CAPÍTULO VII.
Cuán desnuda de amor propio debe presentarse el alma delante de
Dios.
Debes, hijo mío, empezar poco a poco y con
suavidad, confiando enteramente en el Señor que te llama y dice: Venid a mí todos los que estáis trabajados,
y yo os recrearé. Todos h s que tenéis sed, venid a la fuente. (Mateo, XI, 28.
— Isaías, LV, 1). Deberás seguir siempre este movimiento y vocación divina, esperando con ella el
impulso del Espíritu Santo, para que resueltamente puedas arrojarte en el mar de la Providencia divina y del eterno beneplácito, pidiendo que este se
haga y cumpla enteramente en tí;
pues de esta suerte serás llevado de
las poderosas ondas de la divina
misericordia, sin que tú puedas resistirlas, al puerto de tu particular perfección y salud. Ejecutado este acto que procurarás repetir muchas veces al día, has de trabajar con cuanta seguridad te fuere posible, así interior
como exteriormente, en llegarte con todas las potencias de tu alma a las cosas
que te excitan y mueven, y hacen a Dios loable, amable y deseable. Pero todos estos actos se han de hacer sin
alguna fuerza o violencia de tu corazón: porque si fuesen importunos é indiscretos
podrían debilitarlo, y por ventura endurecerlo, dejándolo inhábil para otros ejercicios.
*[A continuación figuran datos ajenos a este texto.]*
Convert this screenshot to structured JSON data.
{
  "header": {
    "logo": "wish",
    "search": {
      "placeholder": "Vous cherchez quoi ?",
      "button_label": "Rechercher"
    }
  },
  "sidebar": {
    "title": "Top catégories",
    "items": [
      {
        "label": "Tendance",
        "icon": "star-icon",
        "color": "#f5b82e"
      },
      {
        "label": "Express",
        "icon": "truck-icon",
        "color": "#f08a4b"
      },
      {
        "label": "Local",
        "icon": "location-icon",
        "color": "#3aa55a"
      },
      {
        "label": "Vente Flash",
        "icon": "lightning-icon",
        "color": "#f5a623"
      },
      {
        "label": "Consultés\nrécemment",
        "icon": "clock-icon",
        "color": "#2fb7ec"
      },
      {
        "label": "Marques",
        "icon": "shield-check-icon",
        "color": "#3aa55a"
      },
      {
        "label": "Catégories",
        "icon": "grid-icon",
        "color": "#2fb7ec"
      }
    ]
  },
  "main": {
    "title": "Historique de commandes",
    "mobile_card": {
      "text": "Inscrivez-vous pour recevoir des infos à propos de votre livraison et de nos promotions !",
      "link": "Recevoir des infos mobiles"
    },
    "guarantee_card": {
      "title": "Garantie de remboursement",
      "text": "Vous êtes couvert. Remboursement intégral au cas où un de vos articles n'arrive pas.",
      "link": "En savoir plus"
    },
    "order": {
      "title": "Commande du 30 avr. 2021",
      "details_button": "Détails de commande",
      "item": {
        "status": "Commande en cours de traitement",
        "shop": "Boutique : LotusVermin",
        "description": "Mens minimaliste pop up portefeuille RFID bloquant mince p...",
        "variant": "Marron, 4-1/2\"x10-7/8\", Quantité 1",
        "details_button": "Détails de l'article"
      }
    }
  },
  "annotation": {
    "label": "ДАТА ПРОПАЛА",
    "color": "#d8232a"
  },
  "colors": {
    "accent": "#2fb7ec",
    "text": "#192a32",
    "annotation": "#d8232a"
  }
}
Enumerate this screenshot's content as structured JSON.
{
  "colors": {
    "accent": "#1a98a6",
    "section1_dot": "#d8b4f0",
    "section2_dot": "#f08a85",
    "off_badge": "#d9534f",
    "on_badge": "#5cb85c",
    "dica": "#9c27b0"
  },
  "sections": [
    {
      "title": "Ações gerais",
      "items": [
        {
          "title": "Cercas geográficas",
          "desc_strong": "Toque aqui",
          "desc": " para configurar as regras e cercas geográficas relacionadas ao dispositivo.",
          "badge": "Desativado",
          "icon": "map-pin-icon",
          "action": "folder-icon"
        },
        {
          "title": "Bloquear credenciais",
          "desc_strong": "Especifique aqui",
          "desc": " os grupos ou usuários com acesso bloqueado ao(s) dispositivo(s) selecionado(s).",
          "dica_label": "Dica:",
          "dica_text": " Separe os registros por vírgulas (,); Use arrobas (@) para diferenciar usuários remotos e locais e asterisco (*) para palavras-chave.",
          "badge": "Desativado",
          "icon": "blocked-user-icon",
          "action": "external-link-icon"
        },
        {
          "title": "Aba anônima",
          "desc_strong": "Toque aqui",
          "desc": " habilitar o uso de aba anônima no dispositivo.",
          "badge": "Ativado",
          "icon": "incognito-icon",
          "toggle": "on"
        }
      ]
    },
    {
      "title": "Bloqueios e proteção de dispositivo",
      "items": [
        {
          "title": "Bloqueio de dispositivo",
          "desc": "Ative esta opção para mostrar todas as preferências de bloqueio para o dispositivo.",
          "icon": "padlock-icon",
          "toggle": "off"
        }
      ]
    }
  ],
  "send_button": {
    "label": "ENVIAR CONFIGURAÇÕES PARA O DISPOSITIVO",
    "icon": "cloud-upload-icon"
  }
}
Toma el consejo de los que son prácticos y
experimentados, y procura acostumbrar dulcemente tu espíritu a que no piense en
otra cosa que en la bondad, amor y beneficios de Dios con sus criaturas, y a
que se sustente y recree con el delicioso maná que la frecuencia de esta meditación
hará llover en tu alma con dulzuras inefables.
Guárdate de procurar por fuerza las
lágrimas y sentimientos de devoción, y sea tu principal cuidado estar tranquilo
en esta soledad interior, esperando que en tí se cumpla la voluntad de Dios; pues
cuando su divina Majestad te concediere estas lágrimas, entonces serán dulces,
humildes, amorosas y tranquilas, sin alguna industria o diligencia tuya; y
conociendo tú por estas señales el origen de donde nacen, las recibirás como
rocío del cielo con suavidad y serenidad, y sobre todo con reverencia y
profundísima humildad.
La llave con que se abren los más secretos tesoros
espirituales, es saber negarle a tí mismo en todos tiempos y en todas las cosas;
y con esta misma llave se cierra la puerta al desabrimiento y sequedad del alma,
cuando procede de culpa nuestra; porque cuando procede de Dios, se junta con los
demás tesoros del alma. Deléitale siempre
de estar con María santísima a los pies de Jesucristo, y escucha con atención
lo que el Señor te dice. Procura que tus enemigos, de los cuales tú eres el mayor y
más peligroso, no te impidan en este santo silencio, y advierte
que cuando buscas a Dios con tu entendimiento para descansar y reposar en él
como en tu centro, no debes formar término ni comparación con tu débil y corta
imaginativa, porque sin alguna comparación es infinito, y en todas partes se
halla, y todas las cosas están en él. Tú
mismo lo hallarás dentro de tu alma todas las veces que lo busques en verdad;
esto es, todas las veces que lo busques para hallarlo, más no para hallarte a tí
mismo; porque sus delicias son estar y morar con los hijos de los hombres
(Prov, VIII) para hacerlos dignos de sí, bien que no tenga alguna necesidad de nosotros.
En las meditaciones no te ciñas ni le ates jamás
a algunos puntos, de manera que no quieras meditar otros fuera de los que te
has propuesto: mas donde hallares quietud y reposo, procura detenerte y goza
del Señor en cualquiera paso en que quiera comunicarse a tu alma; y aunque
omitas y dejes lo que tenías premeditado y te habías propuesto, no formes algún
escrúpulo; porque todo el fin de estos ejercicios es gustar y gozar del Señor,
bien que con intención de no buscar como fin principal esta fruición o gusto
sino solamente de enamorarnos mejor de sus obras con propósito de imitarlo en
lo que fuere posible a nuestra cortedad ; y una vez que lleguemos a conseguir
el fin , no debemos cuidar de los medios que se ordenan al mismo fin.